La Copenhagen Fashion Week e il manifesto anti-fashion Il brand danese Carcel riaccende l'attenzione sul tema della sostenibilità
La Copenhagen Fashion Week FW20 appena iniziata nella capitale danese si è aperta con un dibattito su uno dei temi più discussi del fashion system, la sostenibilità. E' stato il brand danese Carcel ha puntare i riflettori su questo tema, decidendo di trasformare il proprio fashion show nella proiezione di un documentario sulla moda green, con l'obiettivo di attivare e risvegliare le coscienze su un tema così importante.

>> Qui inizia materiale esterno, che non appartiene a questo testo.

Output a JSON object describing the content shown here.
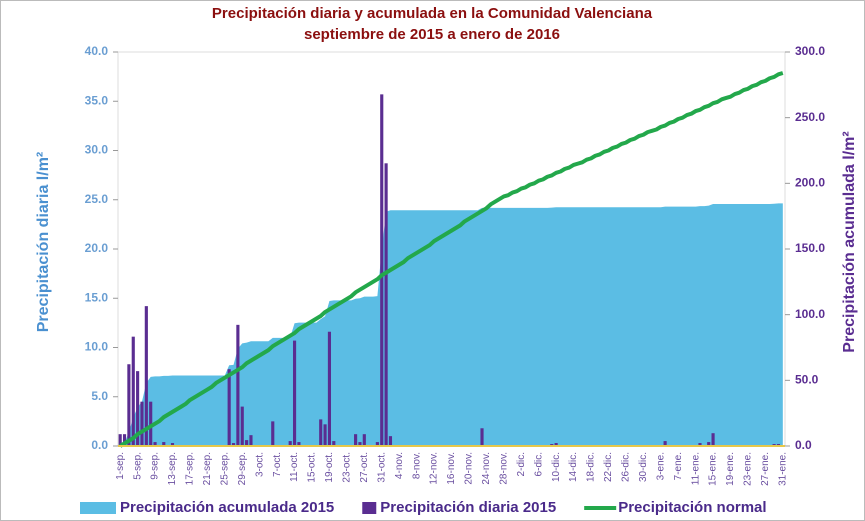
{
  "chart_data": {
    "type": "bar",
    "title": "Precipitación diaria y acumulada en la Comunidad Valenciana",
    "subtitle": "septiembre de 2015 a enero de 2016",
    "ylabel": "Precipitación diaria l/m²",
    "y2label": "Precipitación acumulada l/m²",
    "ylim": [
      0,
      40
    ],
    "yticks": [
      {
        "value": 0,
        "label": "0.0"
      },
      {
        "value": 5,
        "label": "5.0"
      },
      {
        "value": 10,
        "label": "10.0"
      },
      {
        "value": 15,
        "label": "15.0"
      },
      {
        "value": 20,
        "label": "20.0"
      },
      {
        "value": 25,
        "label": "25.0"
      },
      {
        "value": 30,
        "label": "30.0"
      },
      {
        "value": 35,
        "label": "35.0"
      },
      {
        "value": 40,
        "label": "40.0"
      }
    ],
    "y2lim": [
      0,
      300
    ],
    "y2ticks": [
      {
        "value": 0,
        "label": "0.0"
      },
      {
        "value": 50,
        "label": "50.0"
      },
      {
        "value": 100,
        "label": "100.0"
      },
      {
        "value": 150,
        "label": "150.0"
      },
      {
        "value": 200,
        "label": "200.0"
      },
      {
        "value": 250,
        "label": "250.0"
      },
      {
        "value": 300,
        "label": "300.0"
      }
    ],
    "legend": "bottom",
    "categories": [
      "1-sep.",
      null,
      null,
      null,
      "5-sep.",
      null,
      null,
      null,
      "9-sep.",
      null,
      null,
      null,
      "13-sep.",
      null,
      null,
      null,
      "17-sep.",
      null,
      null,
      null,
      "21-sep.",
      null,
      null,
      null,
      "25-sep.",
      null,
      null,
      null,
      "29-sep.",
      null,
      null,
      null,
      "3-oct.",
      null,
      null,
      null,
      "7-oct.",
      null,
      null,
      null,
      "11-oct.",
      null,
      null,
      null,
      "15-oct.",
      null,
      null,
      null,
      "19-oct.",
      null,
      null,
      null,
      "23-oct.",
      null,
      null,
      null,
      "27-oct.",
      null,
      null,
      null,
      "31-oct.",
      null,
      null,
      null,
      "4-nov.",
      null,
      null,
      null,
      "8-nov.",
      null,
      null,
      null,
      "12-nov.",
      null,
      null,
      null,
      "16-nov.",
      null,
      null,
      null,
      "20-nov.",
      null,
      null,
      null,
      "24-nov.",
      null,
      null,
      null,
      "28-nov.",
      null,
      null,
      null,
      "2-dic.",
      null,
      null,
      null,
      "6-dic.",
      null,
      null,
      null,
      "10-dic.",
      null,
      null,
      null,
      "14-dic.",
      null,
      null,
      null,
      "18-dic.",
      null,
      null,
      null,
      "22-dic.",
      null,
      null,
      null,
      "26-dic.",
      null,
      null,
      null,
      "30-dic.",
      null,
      null,
      null,
      "3-ene.",
      null,
      null,
      null,
      "7-ene.",
      null,
      null,
      null,
      "11-ene.",
      null,
      null,
      null,
      "15-ene.",
      null,
      null,
      null,
      "19-ene.",
      null,
      null,
      null,
      "23-ene.",
      null,
      null,
      null,
      "27-ene.",
      null,
      null,
      null,
      "31-ene."
    ],
    "series": [
      {
        "name": "Precipitación acumulada 2015",
        "type": "area",
        "axis": "y2",
        "color": "#5bbde4",
        "values": [
          1.2,
          2.4,
          10.7,
          21.8,
          29.4,
          33.9,
          48.1,
          52.6,
          53.0,
          53.0,
          53.4,
          53.4,
          53.7,
          53.7,
          53.7,
          53.7,
          53.7,
          53.7,
          53.7,
          53.7,
          53.7,
          53.7,
          53.7,
          53.7,
          53.7,
          61.5,
          61.8,
          74.1,
          78.1,
          78.7,
          79.8,
          79.8,
          79.8,
          79.8,
          79.8,
          82.3,
          82.3,
          82.3,
          82.3,
          82.8,
          93.5,
          93.9,
          93.9,
          93.9,
          93.9,
          93.9,
          96.6,
          98.8,
          110.4,
          110.9,
          110.9,
          110.9,
          110.9,
          110.9,
          112.1,
          112.5,
          113.7,
          113.7,
          113.7,
          114.1,
          149.8,
          178.5,
          179.5,
          179.5,
          179.5,
          179.5,
          179.5,
          179.5,
          179.5,
          179.5,
          179.5,
          179.5,
          179.5,
          179.5,
          179.5,
          179.5,
          179.5,
          179.5,
          179.5,
          179.5,
          179.5,
          179.5,
          179.5,
          181.3,
          181.3,
          181.3,
          181.3,
          181.3,
          181.3,
          181.3,
          181.3,
          181.3,
          181.3,
          181.3,
          181.3,
          181.3,
          181.3,
          181.3,
          181.3,
          181.5,
          181.8,
          181.8,
          181.8,
          181.8,
          181.8,
          181.8,
          181.8,
          181.8,
          181.8,
          181.8,
          181.8,
          181.8,
          181.8,
          181.8,
          181.8,
          181.8,
          181.8,
          181.8,
          181.8,
          181.8,
          181.8,
          181.8,
          181.8,
          181.8,
          181.8,
          182.3,
          182.3,
          182.3,
          182.3,
          182.3,
          182.3,
          182.3,
          182.3,
          182.6,
          182.6,
          183.0,
          184.3,
          184.3,
          184.3,
          184.3,
          184.3,
          184.3,
          184.3,
          184.3,
          184.3,
          184.3,
          184.3,
          184.3,
          184.3,
          184.3,
          184.5,
          184.7,
          184.7
        ]
      },
      {
        "name": "Precipitación diaria 2015",
        "type": "bar",
        "color": "#5a2d91",
        "values": [
          1.2,
          1.2,
          8.3,
          11.1,
          7.6,
          4.5,
          14.2,
          4.5,
          0.4,
          0,
          0.4,
          0,
          0.3,
          0,
          0,
          0,
          0,
          0,
          0,
          0,
          0,
          0,
          0,
          0,
          0,
          7.8,
          0.3,
          12.3,
          4.0,
          0.6,
          1.1,
          0,
          0,
          0,
          0,
          2.5,
          0,
          0,
          0,
          0.5,
          10.7,
          0.4,
          0,
          0,
          0,
          0,
          2.7,
          2.2,
          11.6,
          0.5,
          0,
          0,
          0,
          0,
          1.2,
          0.4,
          1.2,
          0,
          0,
          0.4,
          35.7,
          28.7,
          1.0,
          0,
          0,
          0,
          0,
          0,
          0,
          0,
          0,
          0,
          0,
          0,
          0,
          0,
          0,
          0,
          0,
          0,
          0,
          0,
          0,
          1.8,
          0,
          0,
          0,
          0,
          0,
          0,
          0,
          0,
          0,
          0,
          0,
          0,
          0,
          0,
          0,
          0.2,
          0.3,
          0,
          0,
          0,
          0,
          0,
          0,
          0,
          0,
          0,
          0,
          0,
          0,
          0,
          0,
          0,
          0,
          0,
          0,
          0,
          0,
          0,
          0,
          0,
          0,
          0.5,
          0,
          0,
          0,
          0,
          0,
          0,
          0,
          0.3,
          0,
          0.4,
          1.3,
          0,
          0,
          0,
          0,
          0,
          0,
          0,
          0,
          0,
          0,
          0,
          0,
          0,
          0.2,
          0.2,
          0
        ]
      },
      {
        "name": "Precipitación normal",
        "type": "line",
        "axis": "y2",
        "color": "#23a84b",
        "values": [
          0,
          2,
          4,
          6,
          9,
          11,
          13,
          15,
          17,
          19,
          22,
          24,
          26,
          28,
          30,
          32,
          35,
          37,
          39,
          41,
          43,
          45,
          48,
          50,
          52,
          54,
          56,
          58,
          60,
          63,
          65,
          67,
          69,
          71,
          73,
          76,
          78,
          80,
          82,
          84,
          86,
          89,
          91,
          93,
          95,
          97,
          99,
          102,
          104,
          106,
          108,
          110,
          112,
          114,
          117,
          119,
          121,
          123,
          125,
          127,
          130,
          132,
          134,
          136,
          138,
          140,
          143,
          145,
          147,
          149,
          151,
          153,
          156,
          158,
          160,
          162,
          164,
          166,
          168,
          171,
          173,
          175,
          177,
          179,
          181,
          184,
          186,
          188,
          190,
          191,
          193,
          194,
          196,
          197,
          199,
          200,
          202,
          203,
          205,
          206,
          208,
          209,
          211,
          212,
          214,
          215,
          216,
          218,
          219,
          221,
          222,
          224,
          225,
          227,
          228,
          230,
          231,
          233,
          234,
          236,
          237,
          239,
          240,
          241,
          243,
          244,
          246,
          247,
          249,
          250,
          252,
          253,
          255,
          256,
          258,
          259,
          261,
          262,
          264,
          265,
          266,
          268,
          269,
          271,
          272,
          274,
          275,
          277,
          278,
          280,
          281,
          283,
          284
        ]
      }
    ]
  }
}
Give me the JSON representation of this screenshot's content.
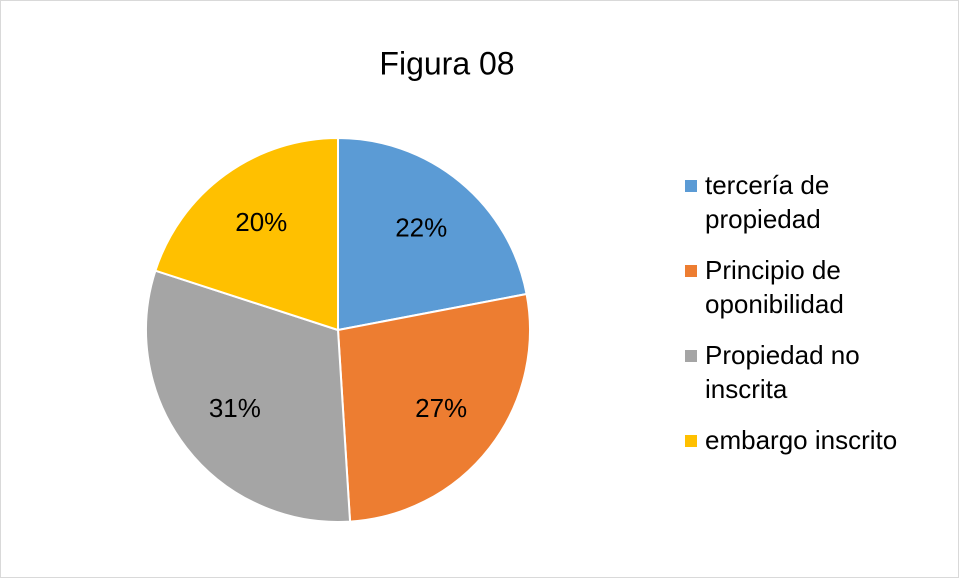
{
  "chart_data": {
    "type": "pie",
    "title": "Figura 08",
    "categories": [
      "tercería de propiedad",
      "Principio de oponibilidad",
      "Propiedad no inscrita",
      "embargo inscrito"
    ],
    "values": [
      22,
      27,
      31,
      20
    ],
    "value_labels": [
      "22%",
      "27%",
      "31%",
      "20%"
    ],
    "colors": [
      "#5b9bd5",
      "#ed7d31",
      "#a5a5a5",
      "#ffc000"
    ],
    "legend": "right"
  }
}
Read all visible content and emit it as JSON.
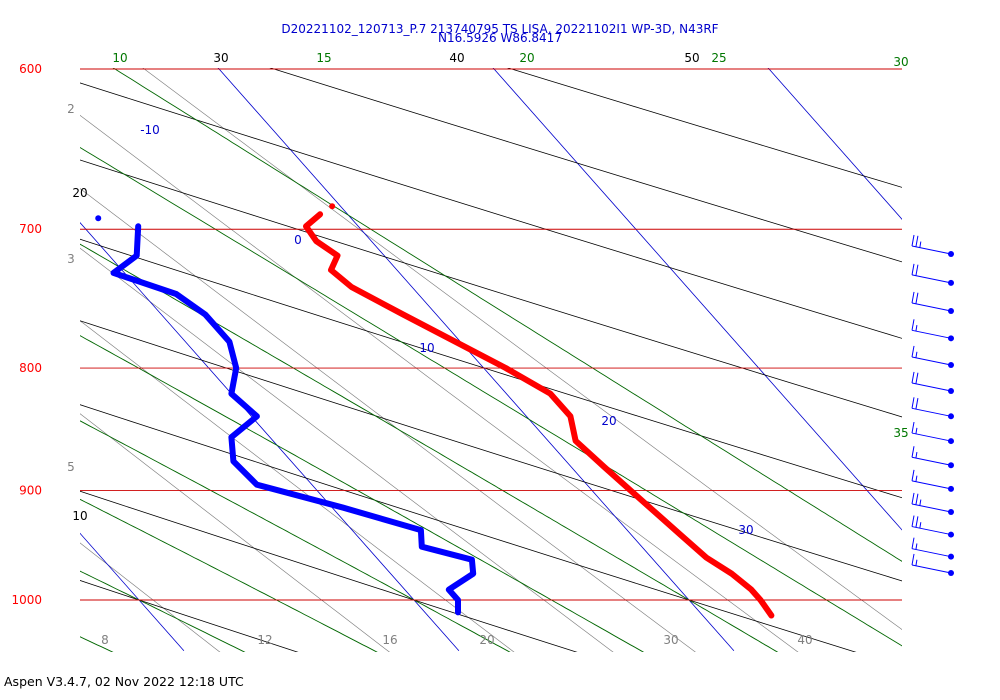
{
  "header": {
    "title_line1": "D20221102_120713_P.7 213740795 TS LISA, 20221102I1 WP-3D, N43RF",
    "title_line2": "N16.5926 W86.8417"
  },
  "footer": {
    "text": "Aspen V3.4.7, 02 Nov 2022  12:18 UTC"
  },
  "chart_data": {
    "type": "skew-t log-p",
    "pressure_axis": {
      "labels": [
        "600",
        "700",
        "800",
        "900",
        "1000"
      ],
      "ylim_hPa": [
        600,
        1050
      ],
      "scale": "log"
    },
    "temperature_axis": {
      "label": "",
      "xlim_C": [
        6,
        45
      ]
    },
    "isotherm_labels": [
      "-10",
      "0",
      "10",
      "20",
      "30"
    ],
    "dry_adiabat_labels": [
      "10",
      "20",
      "30",
      "40",
      "50"
    ],
    "moist_adiabat_labels": [
      "10",
      "15",
      "20",
      "25",
      "30",
      "35"
    ],
    "mixing_ratio_labels": [
      "2",
      "3",
      "5",
      "8",
      "12",
      "16",
      "20",
      "30",
      "40"
    ],
    "colors": {
      "temperature": "#ff0000",
      "dewpoint": "#0000ff",
      "isobar": "#cc0000",
      "isotherm": "#0000cc",
      "dry_adiabat": "#000000",
      "moist_adiabat": "#006600",
      "mixing_ratio": "#808080",
      "wind": "#0000ff"
    },
    "series": [
      {
        "values": [
          [
            690,
            29.0
          ],
          [
            698,
            28.1
          ],
          [
            708,
            28.0
          ],
          [
            718,
            28.3
          ],
          [
            728,
            27.6
          ],
          [
            740,
            27.8
          ],
          [
            760,
            28.8
          ],
          [
            800,
            30.8
          ],
          [
            820,
            31.6
          ],
          [
            838,
            31.6
          ],
          [
            858,
            31.0
          ],
          [
            880,
            31.2
          ],
          [
            900,
            31.4
          ],
          [
            920,
            31.6
          ],
          [
            940,
            31.8
          ],
          [
            960,
            32.0
          ],
          [
            975,
            32.4
          ],
          [
            990,
            32.6
          ],
          [
            1000,
            32.6
          ],
          [
            1015,
            32.5
          ]
        ]
      },
      {
        "values": [
          [
            698,
            22.0
          ],
          [
            718,
            21.0
          ],
          [
            730,
            19.6
          ],
          [
            745,
            21.2
          ],
          [
            760,
            21.6
          ],
          [
            780,
            21.6
          ],
          [
            800,
            21.0
          ],
          [
            820,
            20.0
          ],
          [
            838,
            20.2
          ],
          [
            855,
            18.6
          ],
          [
            875,
            17.9
          ],
          [
            895,
            18.0
          ],
          [
            915,
            20.4
          ],
          [
            935,
            22.5
          ],
          [
            950,
            22.0
          ],
          [
            962,
            23.4
          ],
          [
            975,
            23.0
          ],
          [
            990,
            21.6
          ],
          [
            1000,
            21.6
          ],
          [
            1012,
            21.2
          ]
        ]
      }
    ],
    "wind_barbs": {
      "levels_hPa": [
        710,
        730,
        750,
        770,
        790,
        810,
        830,
        850,
        870,
        890,
        910,
        930,
        950,
        965
      ],
      "speeds_kt": [
        25,
        20,
        20,
        15,
        15,
        20,
        20,
        15,
        15,
        15,
        25,
        25,
        15,
        15
      ]
    }
  }
}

"Voglio creare un modello di business che abbia un impatto sociale e riduca la nostra impronta ambientale", afferma Veronica D’Souza, cofondatrice di Carcel. Il marchio lavora su più livelli di eco-sostenibilità e coscienza sociale, a partire dalla produzione di capi. I loro capi sono realizzati in Thailandia e Perù con materiali naturali e locali, riducendo i costi di trasporto per la produzione; e sebbene la loro impronta di carbonio possa essere ulteriormente ridotta spostando le fabbriche in Danimarca, scelgono di dare impiego a donne detenute in aree con alti livelli di illegalità, come in America Latina e nel sud est asiatico. I nomi dei lavoratori che realizzano ogni capo sono posti sotto il logo del marchio. Ad esempio, Rocio, di Cusco, in Perù, ha spiegato nel video mostrato alla sfilata, come sia entrata nel traffico di droga per provvedere alla sua famiglia e come adesso stia scontando una condanna di quasi 13 anni.